Look by Solmaz Sharif

— Ariel Saramandi

If I say drone, do you think of the verb or do you think of the technology? In Look’s Notes, we are told that the military term was removed from the United States Department of Defense’s Dictionary of Military and Associated Terms in 2015, because it had been assimilated into the English language. While that could be lauded as creative linguistic expansion, you’d have to be naïve not to recognize the authority of this freak Orwellian newspeak, devoid of emotion, priding itself on the technical, the non-human. It’s easier to kill people if they’re within the casualty limit boundary, if death is, quite literally, neutralized (‘Personal Effects’).

Cover features an abstracted image of a building and a ghosted person to the rear.
Graywolf Press  |  2016  |  112 pp

The military empire is colonial in nature: its reach extends to linguistics. Its discourse seeks to marginalize and encase the Other: in ‘Break-Up’, Sharif makes this encasement visually literal, as the speaker’s personal diction is contained within brackets, and where military language is the non-bracketed dominant: [I loved you at lunch] / the result of magnification. This is not a collection about subjugation, however: it’s one of resistance.
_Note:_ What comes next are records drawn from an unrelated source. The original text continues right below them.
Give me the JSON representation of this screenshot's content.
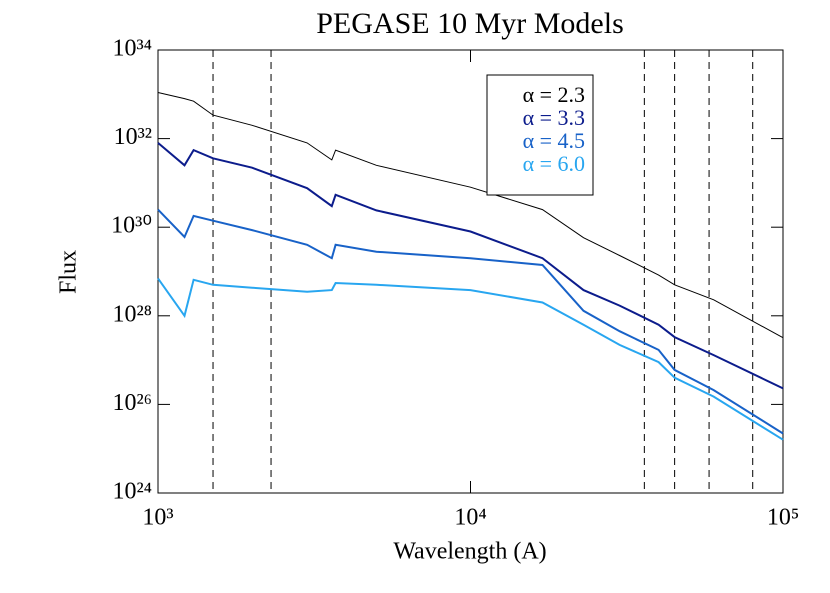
{
  "chart_data": {
    "type": "line",
    "title": "PEGASE 10 Myr Models",
    "x_label": "Wavelength (A)",
    "y_label": "Flux",
    "xlog": true,
    "ylog": true,
    "xlim": [
      1000,
      100000
    ],
    "xticks": [
      {
        "value": 1000,
        "label": "10³"
      },
      {
        "value": 10000,
        "label": "10⁴"
      },
      {
        "value": 100000,
        "label": "10⁵"
      }
    ],
    "ylim": [
      1e+24,
      1e+34
    ],
    "yticks": [
      {
        "value": 1e+24,
        "label": "10²⁴"
      },
      {
        "value": 1e+26,
        "label": "10²⁶"
      },
      {
        "value": 1e+28,
        "label": "10²⁸"
      },
      {
        "value": 1e+30,
        "label": "10³⁰"
      },
      {
        "value": 1e+32,
        "label": "10³²"
      },
      {
        "value": 1e+34,
        "label": "10³⁴"
      }
    ],
    "vlines": [
      1500,
      2300,
      36000,
      45000,
      58000,
      80000
    ],
    "legend": "top-right",
    "x": [
      1000,
      1216,
      1300,
      1500,
      2000,
      3000,
      3600,
      3700,
      5000,
      10000,
      17000,
      23000,
      30000,
      40000,
      45000,
      60000,
      100000
    ],
    "series": [
      {
        "name": "α = 2.3",
        "color": "#000000",
        "values": [
          1.1e+33,
          8e+32,
          7e+32,
          3.4e+32,
          2e+32,
          8e+31,
          3.3e+31,
          5.5e+31,
          2.5e+31,
          8e+30,
          2.5e+30,
          5.8e+29,
          2.3e+29,
          8.3e+28,
          5e+28,
          2.3e+28,
          3.2e+27
        ]
      },
      {
        "name": "α = 3.3",
        "color": "#0c1c8c",
        "values": [
          8e+31,
          2.5e+31,
          5.5e+31,
          3.6e+31,
          2.2e+31,
          7.6e+30,
          3e+30,
          5.4e+30,
          2.4e+30,
          8e+29,
          2e+29,
          3.8e+28,
          1.7e+28,
          6.3e+27,
          3.3e+27,
          1.3e+27,
          2.3e+26
        ]
      },
      {
        "name": "α = 4.5",
        "color": "#1862c8",
        "values": [
          2.5e+30,
          6e+29,
          1.8e+30,
          1.4e+30,
          8.6e+29,
          4e+29,
          2e+29,
          4e+29,
          2.8e+29,
          2e+29,
          1.4e+29,
          1.3e+28,
          4.5e+27,
          1.7e+27,
          6e+26,
          2.1e+26,
          2.2e+25
        ]
      },
      {
        "name": "α = 6.0",
        "color": "#28a6f0",
        "values": [
          7e+28,
          1e+28,
          6.5e+28,
          5e+28,
          4.3e+28,
          3.5e+28,
          3.8e+28,
          5.5e+28,
          5e+28,
          3.8e+28,
          2e+28,
          6.3e+27,
          2.2e+27,
          9e+26,
          4e+26,
          1.5e+26,
          1.6e+25
        ]
      }
    ]
  }
}
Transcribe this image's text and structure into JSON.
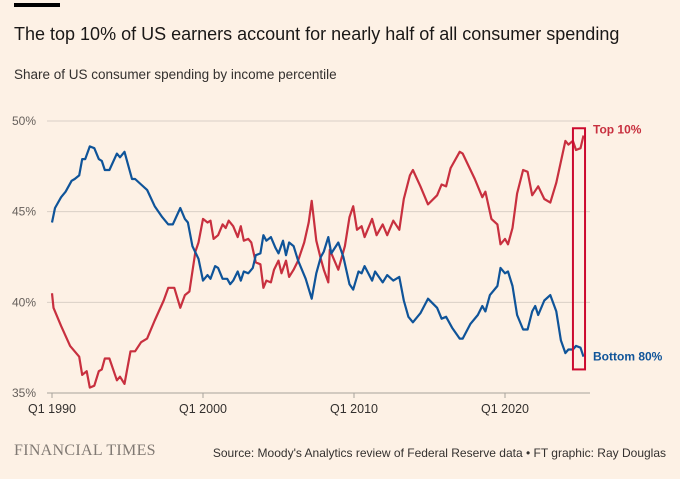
{
  "header": {
    "title": "The top 10% of US earners account for nearly half of all consumer spending",
    "subtitle": "Share of US consumer spending by income percentile"
  },
  "footer": {
    "logo": "FINANCIAL TIMES",
    "source": "Source: Moody's Analytics review of Federal Reserve data • FT graphic: Ray Douglas"
  },
  "chart_data": {
    "type": "line",
    "title": "The top 10% of US earners account for nearly half of all consumer spending",
    "subtitle": "Share of US consumer spending by income percentile",
    "xlabel": "",
    "ylabel": "",
    "xlim": [
      1990,
      2025.3
    ],
    "ylim": [
      35,
      50
    ],
    "grid": true,
    "x_ticks": [
      {
        "value": 1990,
        "label": "Q1 1990"
      },
      {
        "value": 2000,
        "label": "Q1 2000"
      },
      {
        "value": 2010,
        "label": "Q1 2010"
      },
      {
        "value": 2020,
        "label": "Q1 2020"
      }
    ],
    "y_ticks": [
      {
        "value": 35,
        "label": "35%"
      },
      {
        "value": 40,
        "label": "40%"
      },
      {
        "value": 45,
        "label": "45%"
      },
      {
        "value": 50,
        "label": "50%"
      }
    ],
    "highlight": {
      "x_range": [
        2024.5,
        2025.3
      ],
      "y_range": [
        36.3,
        49.6
      ],
      "color": "#cc0a2f"
    },
    "series": [
      {
        "name": "Top 10%",
        "color": "#c8303f",
        "x": [
          1990,
          1990.1,
          1990.6,
          1991.2,
          1991.8,
          1992,
          1992.3,
          1992.5,
          1992.8,
          1993.1,
          1993.3,
          1993.5,
          1993.8,
          1994.3,
          1994.5,
          1994.8,
          1995.2,
          1995.5,
          1995.9,
          1996.3,
          1996.8,
          1997.4,
          1997.7,
          1998.1,
          1998.5,
          1998.8,
          1999.1,
          1999.5,
          1999.7,
          2000,
          2000.3,
          2000.5,
          2000.7,
          2001,
          2001.3,
          2001.5,
          2001.7,
          2002,
          2002.3,
          2002.5,
          2002.7,
          2003,
          2003.2,
          2003.5,
          2003.8,
          2004,
          2004.2,
          2004.5,
          2004.7,
          2005,
          2005.2,
          2005.5,
          2005.7,
          2006,
          2006.3,
          2006.7,
          2007,
          2007.2,
          2007.5,
          2007.8,
          2008,
          2008.3,
          2008.4,
          2008.96,
          2009.4,
          2009.7,
          2009.95,
          2010.2,
          2010.5,
          2010.7,
          2011.2,
          2011.5,
          2011.9,
          2012.2,
          2012.6,
          2013,
          2013.3,
          2013.7,
          2013.9,
          2014.4,
          2014.9,
          2015.5,
          2015.8,
          2016.1,
          2016.4,
          2017,
          2017.2,
          2018,
          2018.5,
          2018.7,
          2019.1,
          2019.5,
          2019.7,
          2020,
          2020.2,
          2020.5,
          2020.8,
          2021.2,
          2021.5,
          2021.8,
          2022.2,
          2022.6,
          2023,
          2023.4,
          2024,
          2024.2,
          2024.5,
          2024.7,
          2025,
          2025.2
        ],
        "y": [
          40.5,
          39.7,
          38.7,
          37.6,
          37.0,
          36.0,
          36.2,
          35.3,
          35.4,
          36.2,
          36.3,
          36.9,
          36.9,
          35.7,
          35.9,
          35.5,
          37.3,
          37.3,
          37.8,
          38.0,
          39.0,
          40.1,
          40.8,
          40.8,
          39.7,
          40.4,
          40.6,
          42.8,
          43.3,
          44.6,
          44.4,
          44.5,
          43.5,
          43.7,
          44.3,
          44.1,
          44.5,
          44.2,
          43.6,
          44.2,
          43.4,
          43.5,
          43.3,
          42.2,
          42.1,
          40.8,
          41.2,
          41.1,
          41.8,
          42.3,
          41.6,
          42.3,
          41.4,
          41.8,
          42.3,
          43.3,
          44.4,
          45.6,
          43.4,
          42.4,
          41.8,
          41.1,
          42.9,
          41.8,
          43.1,
          44.7,
          45.3,
          44.0,
          44.2,
          43.6,
          44.6,
          43.7,
          44.3,
          43.7,
          44.5,
          44.0,
          45.7,
          47.0,
          47.3,
          46.4,
          45.4,
          45.9,
          46.5,
          46.4,
          47.4,
          48.3,
          48.2,
          46.8,
          45.8,
          46.1,
          44.6,
          44.3,
          43.2,
          43.5,
          43.2,
          44.1,
          46.0,
          47.3,
          47.2,
          45.9,
          46.4,
          45.7,
          45.5,
          46.6,
          48.9,
          48.7,
          48.9,
          48.4,
          48.5,
          49.2
        ]
      },
      {
        "name": "Bottom 80%",
        "color": "#0f5499",
        "x": [
          1990,
          1990.2,
          1990.6,
          1990.9,
          1991.3,
          1991.5,
          1991.8,
          1992,
          1992.2,
          1992.5,
          1992.8,
          1993.1,
          1993.3,
          1993.5,
          1993.8,
          1994.3,
          1994.5,
          1994.8,
          1995.3,
          1995.5,
          1995.9,
          1996.3,
          1996.8,
          1997.3,
          1997.7,
          1998,
          1998.5,
          1998.8,
          1999,
          1999.3,
          1999.7,
          2000,
          2000.3,
          2000.5,
          2000.8,
          2001,
          2001.3,
          2001.6,
          2001.8,
          2002,
          2002.3,
          2002.5,
          2002.7,
          2003,
          2003.3,
          2003.5,
          2003.8,
          2004,
          2004.2,
          2004.5,
          2004.8,
          2005,
          2005.3,
          2005.5,
          2005.7,
          2006,
          2006.3,
          2006.8,
          2007.2,
          2007.5,
          2007.8,
          2008,
          2008.3,
          2008.5,
          2008.96,
          2009.3,
          2009.7,
          2009.95,
          2010.3,
          2010.5,
          2010.7,
          2011.2,
          2011.4,
          2011.9,
          2012.2,
          2012.6,
          2013,
          2013.3,
          2013.6,
          2013.9,
          2014.4,
          2014.9,
          2015.5,
          2015.8,
          2016.1,
          2016.5,
          2017,
          2017.2,
          2017.7,
          2018.2,
          2018.5,
          2018.7,
          2019,
          2019.5,
          2019.7,
          2020,
          2020.2,
          2020.5,
          2020.8,
          2021.2,
          2021.5,
          2021.8,
          2022,
          2022.2,
          2022.6,
          2023,
          2023.4,
          2023.7,
          2024,
          2024.2,
          2024.5,
          2024.7,
          2025,
          2025.2
        ],
        "y": [
          44.4,
          45.2,
          45.8,
          46.1,
          46.7,
          46.8,
          47.0,
          47.9,
          47.9,
          48.6,
          48.5,
          47.9,
          47.8,
          47.3,
          47.3,
          48.2,
          48.0,
          48.3,
          46.8,
          46.8,
          46.5,
          46.2,
          45.3,
          44.7,
          44.3,
          44.3,
          45.2,
          44.6,
          44.4,
          43.1,
          42.4,
          41.2,
          41.5,
          41.3,
          42.0,
          41.9,
          41.3,
          41.3,
          41.0,
          41.2,
          41.7,
          41.2,
          41.7,
          41.6,
          41.9,
          42.6,
          42.7,
          43.7,
          43.4,
          43.6,
          43.0,
          42.7,
          43.4,
          42.6,
          43.3,
          43.1,
          42.3,
          41.3,
          40.2,
          41.6,
          42.5,
          42.8,
          43.6,
          42.7,
          43.3,
          42.5,
          41.0,
          40.7,
          41.7,
          41.6,
          42.0,
          41.2,
          41.7,
          41.1,
          41.5,
          41.2,
          41.4,
          40.1,
          39.2,
          38.9,
          39.4,
          40.2,
          39.7,
          39.1,
          39.2,
          38.6,
          38.0,
          38.0,
          38.8,
          39.3,
          39.8,
          39.5,
          40.4,
          40.9,
          41.9,
          41.6,
          41.7,
          40.9,
          39.3,
          38.5,
          38.5,
          39.5,
          39.8,
          39.3,
          40.1,
          40.4,
          39.5,
          37.9,
          37.2,
          37.4,
          37.4,
          37.6,
          37.5,
          37.0
        ]
      }
    ]
  }
}
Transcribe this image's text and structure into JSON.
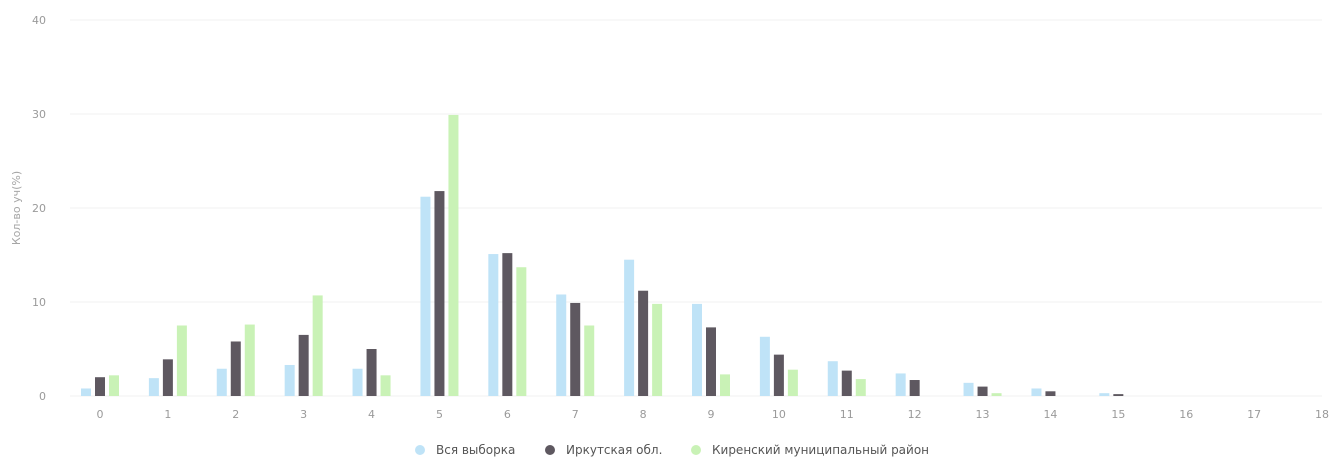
{
  "chart_data": {
    "type": "bar",
    "title": "",
    "xlabel": "",
    "ylabel": "Кол-во уч(%)",
    "ylim": [
      0,
      40
    ],
    "yticks": [
      0,
      10,
      20,
      30,
      40
    ],
    "categories": [
      "0",
      "1",
      "2",
      "3",
      "4",
      "5",
      "6",
      "7",
      "8",
      "9",
      "10",
      "11",
      "12",
      "13",
      "14",
      "15",
      "16",
      "17",
      "18"
    ],
    "legend_position": "bottom",
    "grid": true,
    "series": [
      {
        "name": "Вся выборка",
        "color": "#bfe3f7",
        "values": [
          0.8,
          1.9,
          2.9,
          3.3,
          2.9,
          21.2,
          15.1,
          10.8,
          14.5,
          9.8,
          6.3,
          3.7,
          2.4,
          1.4,
          0.8,
          0.3,
          0,
          0,
          0
        ]
      },
      {
        "name": "Иркутская обл.",
        "color": "#5e5860",
        "values": [
          2.0,
          3.9,
          5.8,
          6.5,
          5.0,
          21.8,
          15.2,
          9.9,
          11.2,
          7.3,
          4.4,
          2.7,
          1.7,
          1.0,
          0.5,
          0.2,
          0,
          0,
          0
        ]
      },
      {
        "name": "Киренский муниципальный район",
        "color": "#c9f2b6",
        "values": [
          2.2,
          7.5,
          7.6,
          10.7,
          2.2,
          29.9,
          13.7,
          7.5,
          9.8,
          2.3,
          2.8,
          1.8,
          0,
          0.3,
          0,
          0,
          0,
          0,
          0
        ]
      }
    ]
  }
}
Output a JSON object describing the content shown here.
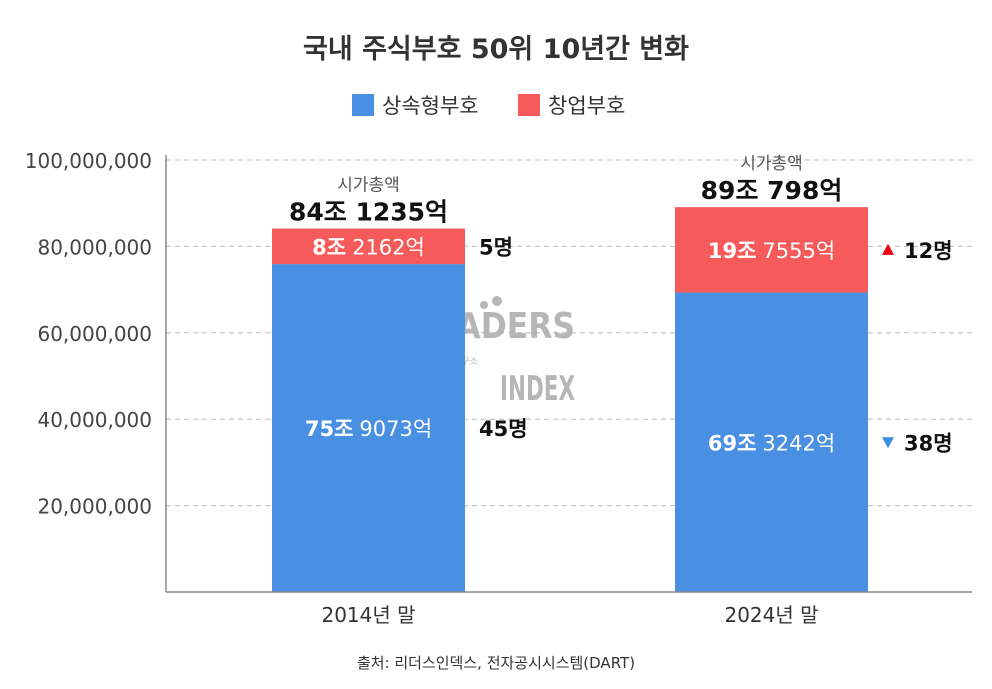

Sharif fights back by deconstructing the Defense’s Military dictionary, claiming its signifieds and placing them into the realm of affect, subverting the military’s verbal power play by connecting it to marginalised, Othered lives: Let me look at you (‘Look’), He said use wood sticks to hold up your protest signs then use them in / self-defense when the horses come (‘Safe House’).

One of the most remarkable things about Look is the way Sharif effaces the gulf between the domestic (home) and the alien (the terrain of war, foreign countries). In this sense, she disrupts the idea of comfort that comes with being far away from action, or the remove that comes with letters, images (it’s no surprise that photography is a central theme, most memorably in the ‘Personal Effects’ sequence). Not even the sexual—that realm of privacy which we cling so tightly to—will escape melding with the public. Take ‘Deception Story’, where an agent will […] pat the hair at your hot black dome. War and home collide in the poet’s diction, so that, combined with Sharif’s free verse and judicious use of space, words come at you like threats, charged with innuendo: fridges full / after the explosion (‘Lay’), The doctor’s softly / splintered popsicle stick (‘Expellee’), pistols in their lunch pails (‘Dependers/Immediate Family’). Metre often enhances this sense of danger: take the anapaestic beat in ‘Lay’, for instance, which gently magnifies the last word into a thud—beneath an arm […] in a shroud.

The domestic—a home—doesn’t only mean a place sheltered from world violence. It is also a living room in Iran, pock-marked with gunshots. It is an Irani family living in America, dealing with the war from a physical remove, fighting another kind of torment at home, grieving. Urgent doesn’t do this collection justice. It should be mandatory reading.